The Start and End of the Practice

It always happens the same way; I settle down to begin my practice and become very interested in my breath. I feel the beginning of my inhale, the quality of that inhale, the short pause at the top and the gentle release of my exhale… Over and over again for the first few moments. But at some point I drift off. The allure of following my breath is no longer appealing and I’m entertained by some plan or sound that takes me away from studying my breath. That moment when I realize that I’ve drifted, that is the moment when the practice actually begins. I’ve studied with teachers who tell me to label my drifts with names like “sensing”, “thinking”, “judging”, etc. before returning.
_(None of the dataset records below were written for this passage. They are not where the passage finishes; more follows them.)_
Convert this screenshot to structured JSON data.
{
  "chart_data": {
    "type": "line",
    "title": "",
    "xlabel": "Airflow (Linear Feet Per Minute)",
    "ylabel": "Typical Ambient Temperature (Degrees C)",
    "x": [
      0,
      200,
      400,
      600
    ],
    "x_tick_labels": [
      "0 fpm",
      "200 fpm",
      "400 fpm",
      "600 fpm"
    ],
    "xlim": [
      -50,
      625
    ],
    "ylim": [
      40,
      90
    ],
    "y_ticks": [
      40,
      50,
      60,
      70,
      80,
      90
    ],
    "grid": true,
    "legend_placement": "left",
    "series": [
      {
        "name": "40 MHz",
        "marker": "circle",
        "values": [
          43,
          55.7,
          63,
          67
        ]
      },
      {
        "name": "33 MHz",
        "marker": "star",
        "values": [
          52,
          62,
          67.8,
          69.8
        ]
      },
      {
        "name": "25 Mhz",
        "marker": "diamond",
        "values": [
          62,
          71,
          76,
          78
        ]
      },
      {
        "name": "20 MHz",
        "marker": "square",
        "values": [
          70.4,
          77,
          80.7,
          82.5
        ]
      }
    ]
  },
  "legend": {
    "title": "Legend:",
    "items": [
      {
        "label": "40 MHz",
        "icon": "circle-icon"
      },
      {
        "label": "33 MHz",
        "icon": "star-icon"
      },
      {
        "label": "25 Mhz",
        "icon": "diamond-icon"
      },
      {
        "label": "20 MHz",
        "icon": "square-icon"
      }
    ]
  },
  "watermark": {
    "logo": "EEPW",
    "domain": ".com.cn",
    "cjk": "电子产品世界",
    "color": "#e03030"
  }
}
This helps to mark when the practice truly starts, or restarts. There are days when the I have fewer restarts and days when it seems like my practice is just a series of restarts. In this way, I don’t feel like the practice ever really ends. I may finish my sit and move into the world, but when I notice those moments when I’ve drifted away from a conversation or missed my exit because I was lost in thought and I come back to the present moment, that’s when the practice shows up again.

 

Patterns and Other Tools

It’s important to have some structure in your practice when you begin. Psychologists tell us that it takes us three weeks to set a habit. I know from experience that when I sit at the same time each day, I am better about maintaining that habit. I try to sit first thing in the morning, so that I don’t let the rest of the day override my need to sit. I know some people do better meditating right before bed, but I’ve never have a very disciplined bedtime routine so that doesn’t work for me. You’ll find the pattern that works for you, but it will take time. Reflecting on this 31-day meditation challenge that I just finished, I noticed some patterns in myself. I really liked the idea that I was sitting with others who just weren’t with me physically. I felt like I could reach out with my mind and feel my sangha, my community, all sitting on their respective cushions at the same time as me. What I didn’t like was when the guided meditation included chanting. Don’t get me wrong: I love to chant, but I had a very interesting experience with chanting alone. Suddenly, my image of us meditators all connected by a web was shattered by the sound of me chanting alone in a room. My external sensation (hearing) overrode my internal sensation (imagining) and I felt isolated. I know there are many people out there who chant their daily prayers and mantras and find connection in it, but I didn’t experience that, at least not with these mantras. You may have a different experience. Perhaps for you, starting with chanting and then internalizing the mantras works best. There are gross and subtle ways to work with your mind, and not every tool lands perfectly every time. The important thing to remember is to keep trying until you find one that works.